Club owner's tendency to terminate contracts of his club's managers could scare away potential successors of repute.
Roberto Di Matteo did not deserve to be fired by Chelsea
Perhaps Roberto Di Matteo was a victim of his own success. Perhaps Roman Abramovich believes it is a simple task for a manager to transform a team on the brink of Champions League elimination, conquer Europe and win two trophies, as Di Matteo did.
So while his dismissal may be only the second-stupidest decision Abramovich has made – disposing of Jose Mourinho remains in a class of its own – it is probably the greatest display of footballing ingratitude since Real Madrid got rid of Jupp Heynckes in 1998, just after he ended their 32-year wait to be European champions.

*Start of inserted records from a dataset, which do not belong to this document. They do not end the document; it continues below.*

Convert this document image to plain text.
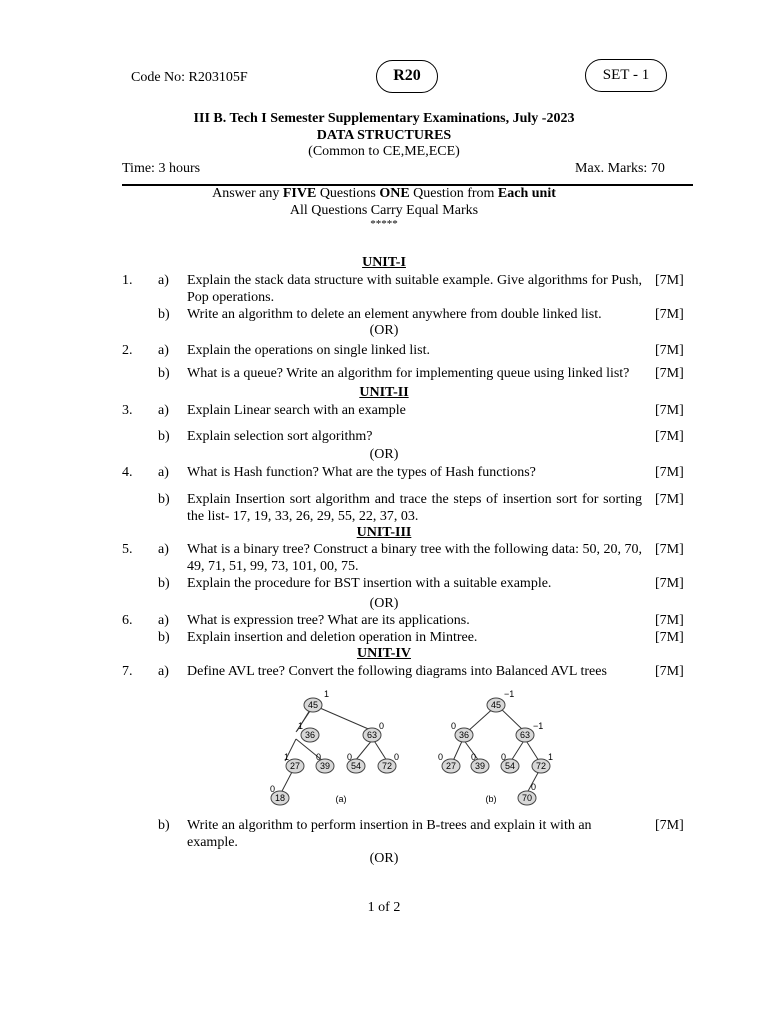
Code No: R203105F	R20	SET - 1
III B. Tech I Semester Supplementary Examinations, July -2023
DATA STRUCTURES
(Common to CE,ME,ECE)
Time: 3 hours	Max. Marks: 70
Answer any FIVE Questions ONE Question from Each unit
All Questions Carry Equal Marks
*****
UNIT-I
1. a) Explain the stack data structure with suitable example. Give algorithms for Push, Pop operations.
[7M]
b) Write an algorithm to delete an element anywhere from double linked list.	[7M]
(OR)
2. a) Explain the operations on single linked list.	[7M]
b) What is a queue? Write an algorithm for implementing queue using linked list?	[7M]
UNIT-II
3. a) Explain Linear search with an example	[7M]
b) Explain selection sort algorithm?	[7M]
(OR)
4. a) What is Hash function? What are the types of Hash functions?	[7M]
b) Explain Insertion sort algorithm and trace the steps of insertion sort for sorting the list- 17, 19, 33, 26, 29, 55, 22, 37, 03.
[7M]
UNIT-III
5. a) What is a binary tree? Construct a binary tree with the following data: 50, 20, 70, 49, 71, 51, 99, 73, 101, 00, 75.
[7M]
b) Explain the procedure for BST insertion with a suitable example.	[7M]
(OR)
6. a) What is expression tree? What are its applications.	[7M]
b) Explain insertion and deletion operation in Mintree.	[7M]
UNIT-IV
7. a) Define AVL tree? Convert the following diagrams into Balanced AVL trees	[7M]
45
36	63
27 39 54 72
18
1
1	0
1	0	0	0
0
(a)
45
36	63
27 39 54 72
70
−1
0	−1
0	0	0	1
0
(b)
b) Write an algorithm to perform insertion in B-trees and explain it with an example.
[7M]
(OR)
1 of 2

But he had followed the owner's instructions, reconfiguring the team to add style – and, as most other than the owner could have forecast, sacrificing solidity – until his decision to ditch the out-of-form Fernando Torres in Turin.
As long as the owner deems every blip a crisis, Chelsea will exist in a state of permanent revolution, with managers traipsing in and out, comforted only by the size of their pay-off.
Much as Abramovich admires Pep Guardiola, the Spaniard's next club ought to be one that treats managers with respect. Guardiola's Barcelona were beaten by Chelsea in last season's Champions League, precisely the sort of result that gets managers the axe from Abramovich. It was one that rendered Di Matteo a Chelsea legend.